First of all, It had the biggest opening weekend for a horror film of all time. The film broke that record by quite a bit, too, as the previous record holder was Paranormal Activity 3 with $52 million. So not only did It break the previous record; it more than doubled it. That’s if you don’t count Hannibal as a horror film, but if you do, then that held the previous record with $58 million. If the movie has serious legs, it’s not totally unreasonable to think that It might become the top grossing horror film of all time. The record it would have to beat is The Sixth Sense‘s $293 million, or The Exorcist‘s $232 million if you don’t count The Sixth Sense as horror.
It also had the biggest opening weekend of any film released in September regardless of genre. Once again, the movie broke this record by a lot, as the previous top September opening was Hotel Transylvania 2 with $48 million. Really, the movie performed a lot more like a summer blockbuster than a September film, and had It opened in the summer, it would have had the second biggest opening weekend behind Guardians of the Galaxy Vol. 2. It actually grossed more in its opening weekend than both Wonder Woman and Spider-Man: Homecoming.

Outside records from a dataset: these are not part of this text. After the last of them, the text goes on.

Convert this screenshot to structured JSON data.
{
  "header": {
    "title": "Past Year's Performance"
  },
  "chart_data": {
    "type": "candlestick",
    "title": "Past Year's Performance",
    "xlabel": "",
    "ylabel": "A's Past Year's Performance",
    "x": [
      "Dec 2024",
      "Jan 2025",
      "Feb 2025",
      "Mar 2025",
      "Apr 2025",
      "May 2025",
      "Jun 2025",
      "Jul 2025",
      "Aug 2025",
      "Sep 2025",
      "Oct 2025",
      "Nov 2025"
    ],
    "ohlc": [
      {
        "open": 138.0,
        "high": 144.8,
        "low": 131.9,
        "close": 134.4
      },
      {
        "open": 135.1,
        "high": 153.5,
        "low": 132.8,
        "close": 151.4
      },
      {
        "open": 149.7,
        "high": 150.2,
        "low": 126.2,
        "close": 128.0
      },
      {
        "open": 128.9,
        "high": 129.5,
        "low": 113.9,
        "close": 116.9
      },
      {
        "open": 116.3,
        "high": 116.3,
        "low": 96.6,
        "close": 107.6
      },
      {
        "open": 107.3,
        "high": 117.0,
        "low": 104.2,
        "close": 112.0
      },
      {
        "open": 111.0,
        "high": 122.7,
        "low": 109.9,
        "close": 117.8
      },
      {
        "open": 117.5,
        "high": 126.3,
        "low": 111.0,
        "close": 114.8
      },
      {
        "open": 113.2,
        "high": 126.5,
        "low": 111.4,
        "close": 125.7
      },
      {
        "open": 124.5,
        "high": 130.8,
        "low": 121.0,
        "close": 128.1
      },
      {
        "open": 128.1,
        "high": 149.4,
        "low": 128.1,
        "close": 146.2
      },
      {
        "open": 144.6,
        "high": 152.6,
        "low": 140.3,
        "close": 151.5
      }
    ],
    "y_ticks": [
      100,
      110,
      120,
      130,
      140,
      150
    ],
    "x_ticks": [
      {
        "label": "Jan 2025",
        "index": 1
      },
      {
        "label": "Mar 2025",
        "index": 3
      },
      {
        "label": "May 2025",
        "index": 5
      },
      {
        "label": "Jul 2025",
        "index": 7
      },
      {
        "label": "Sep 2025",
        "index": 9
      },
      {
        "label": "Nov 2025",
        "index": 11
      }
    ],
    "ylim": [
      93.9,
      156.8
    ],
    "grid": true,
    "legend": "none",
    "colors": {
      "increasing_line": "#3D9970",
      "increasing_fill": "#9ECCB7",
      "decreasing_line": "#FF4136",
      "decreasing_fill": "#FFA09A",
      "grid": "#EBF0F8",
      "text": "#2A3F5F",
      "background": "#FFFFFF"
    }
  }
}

In addition, It broke the record for biggest opening day of any R-rated film ever. The film grossed $51 million on Friday, higher than Deadpool‘s opening of $46 million. Ultimately, though, Deadpool had the bigger opening weekend, with a gross of $132 million compared to It‘s $117 million. But Deadpool also had the benefit of opening on Presidents’ Day weekend, whereas It did not open around a holiday.
It is also the cheapest movie to make over $100 million in its opening weekend. The film’s reported budget was only $35 million, whereas films with an opening weekend this big usually cost between $100 million and $200 million. Spider-Man: Homecoming, for instance, cost $175 million, yet It made more money in its opening weekend. Deadpool was previously the cheapest movie to gross $100 million in its opening weekend, but even that cost $58 million.

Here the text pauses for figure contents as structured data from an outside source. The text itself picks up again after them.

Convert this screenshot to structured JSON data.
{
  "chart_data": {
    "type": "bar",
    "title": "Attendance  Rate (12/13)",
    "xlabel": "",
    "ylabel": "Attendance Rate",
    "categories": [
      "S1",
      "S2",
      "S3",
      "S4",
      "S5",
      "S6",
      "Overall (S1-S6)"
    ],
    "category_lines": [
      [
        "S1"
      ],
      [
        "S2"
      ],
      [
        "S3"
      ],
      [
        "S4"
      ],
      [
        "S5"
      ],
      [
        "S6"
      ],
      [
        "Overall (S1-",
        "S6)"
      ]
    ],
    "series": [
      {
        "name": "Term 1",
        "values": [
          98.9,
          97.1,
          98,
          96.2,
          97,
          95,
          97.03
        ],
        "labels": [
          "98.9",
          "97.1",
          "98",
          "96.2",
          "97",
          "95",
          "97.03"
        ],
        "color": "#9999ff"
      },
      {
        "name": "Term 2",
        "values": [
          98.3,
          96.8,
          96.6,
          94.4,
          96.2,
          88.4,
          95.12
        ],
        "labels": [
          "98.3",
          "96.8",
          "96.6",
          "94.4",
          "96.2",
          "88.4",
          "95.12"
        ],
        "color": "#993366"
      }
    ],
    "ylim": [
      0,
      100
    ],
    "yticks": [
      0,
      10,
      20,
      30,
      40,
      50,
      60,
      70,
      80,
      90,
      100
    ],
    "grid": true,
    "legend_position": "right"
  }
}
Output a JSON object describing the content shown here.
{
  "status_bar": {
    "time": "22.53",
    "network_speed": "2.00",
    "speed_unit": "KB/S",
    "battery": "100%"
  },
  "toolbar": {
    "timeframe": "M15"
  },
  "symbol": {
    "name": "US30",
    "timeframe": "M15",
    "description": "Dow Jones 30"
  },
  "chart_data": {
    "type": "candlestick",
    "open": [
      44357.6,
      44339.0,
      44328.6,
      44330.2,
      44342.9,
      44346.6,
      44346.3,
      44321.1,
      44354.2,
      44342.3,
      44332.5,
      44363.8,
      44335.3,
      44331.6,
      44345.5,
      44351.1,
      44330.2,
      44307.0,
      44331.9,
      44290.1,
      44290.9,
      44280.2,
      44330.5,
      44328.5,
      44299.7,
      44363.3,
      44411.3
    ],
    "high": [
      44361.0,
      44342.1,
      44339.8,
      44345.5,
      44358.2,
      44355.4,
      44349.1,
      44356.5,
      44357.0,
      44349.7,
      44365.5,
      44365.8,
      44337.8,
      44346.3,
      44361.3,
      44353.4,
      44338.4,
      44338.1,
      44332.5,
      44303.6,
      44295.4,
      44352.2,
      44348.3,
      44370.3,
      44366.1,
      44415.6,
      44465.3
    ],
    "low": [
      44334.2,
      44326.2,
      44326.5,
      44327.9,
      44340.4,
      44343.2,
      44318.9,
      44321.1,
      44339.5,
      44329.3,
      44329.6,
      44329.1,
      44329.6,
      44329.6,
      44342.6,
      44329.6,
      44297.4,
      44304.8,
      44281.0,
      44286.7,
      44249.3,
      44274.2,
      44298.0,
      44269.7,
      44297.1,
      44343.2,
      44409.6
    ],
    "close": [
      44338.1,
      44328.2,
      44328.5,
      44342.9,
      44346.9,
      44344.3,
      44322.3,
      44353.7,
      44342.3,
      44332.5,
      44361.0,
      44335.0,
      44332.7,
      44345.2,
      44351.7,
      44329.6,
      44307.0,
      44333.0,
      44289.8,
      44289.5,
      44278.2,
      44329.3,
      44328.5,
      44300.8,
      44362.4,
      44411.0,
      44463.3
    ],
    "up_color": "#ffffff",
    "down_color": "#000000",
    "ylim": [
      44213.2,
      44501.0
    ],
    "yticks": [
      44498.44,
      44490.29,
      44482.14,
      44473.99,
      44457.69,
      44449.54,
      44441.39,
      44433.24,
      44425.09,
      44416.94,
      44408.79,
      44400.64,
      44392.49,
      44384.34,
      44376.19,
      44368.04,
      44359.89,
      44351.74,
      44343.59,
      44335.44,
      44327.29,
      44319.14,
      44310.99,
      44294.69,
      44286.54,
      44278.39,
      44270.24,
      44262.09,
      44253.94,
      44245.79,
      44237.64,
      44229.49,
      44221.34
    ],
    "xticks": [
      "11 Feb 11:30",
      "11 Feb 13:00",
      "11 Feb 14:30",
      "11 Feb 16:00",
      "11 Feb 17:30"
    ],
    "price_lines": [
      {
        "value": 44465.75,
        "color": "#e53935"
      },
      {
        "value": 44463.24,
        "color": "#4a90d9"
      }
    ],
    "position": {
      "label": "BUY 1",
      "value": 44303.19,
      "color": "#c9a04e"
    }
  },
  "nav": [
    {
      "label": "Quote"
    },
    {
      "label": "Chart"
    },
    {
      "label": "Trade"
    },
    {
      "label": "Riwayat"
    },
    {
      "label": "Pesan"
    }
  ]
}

So what was it that made It such a success? It seemed to appeal to a much wider demographic than the typical big studio horror release, and Stranger Things help get audiences in the mood for nostalgic ’80s horror. The movie is scary, but not so scary that non-horror fans must stay away, and the fact that it’s based on preexisting material guarantees the attendance of a certain number of book readers and/or fans of the original TV movie. The film also had the benefit of coming out after a serious movie drought, coming following several weeks in a row with no major releases. Finally, while a number of films flopped at the box office this summer after receiving dismal reviews, such as Baywatch and The Dark Tower, It had the benefit of receiving extremely positive reviews and holding a score of 86% on Rotten Tomatoes; that score was even higher at the start of the weekend.
Obviously, this box office take means that the studio is moving forward with It: Chapter Two, which is expected to be released in 2019. Considering how well September 8 worked as an opening for the first chapter, Warner Bros. is likely to release the sequel in September as well.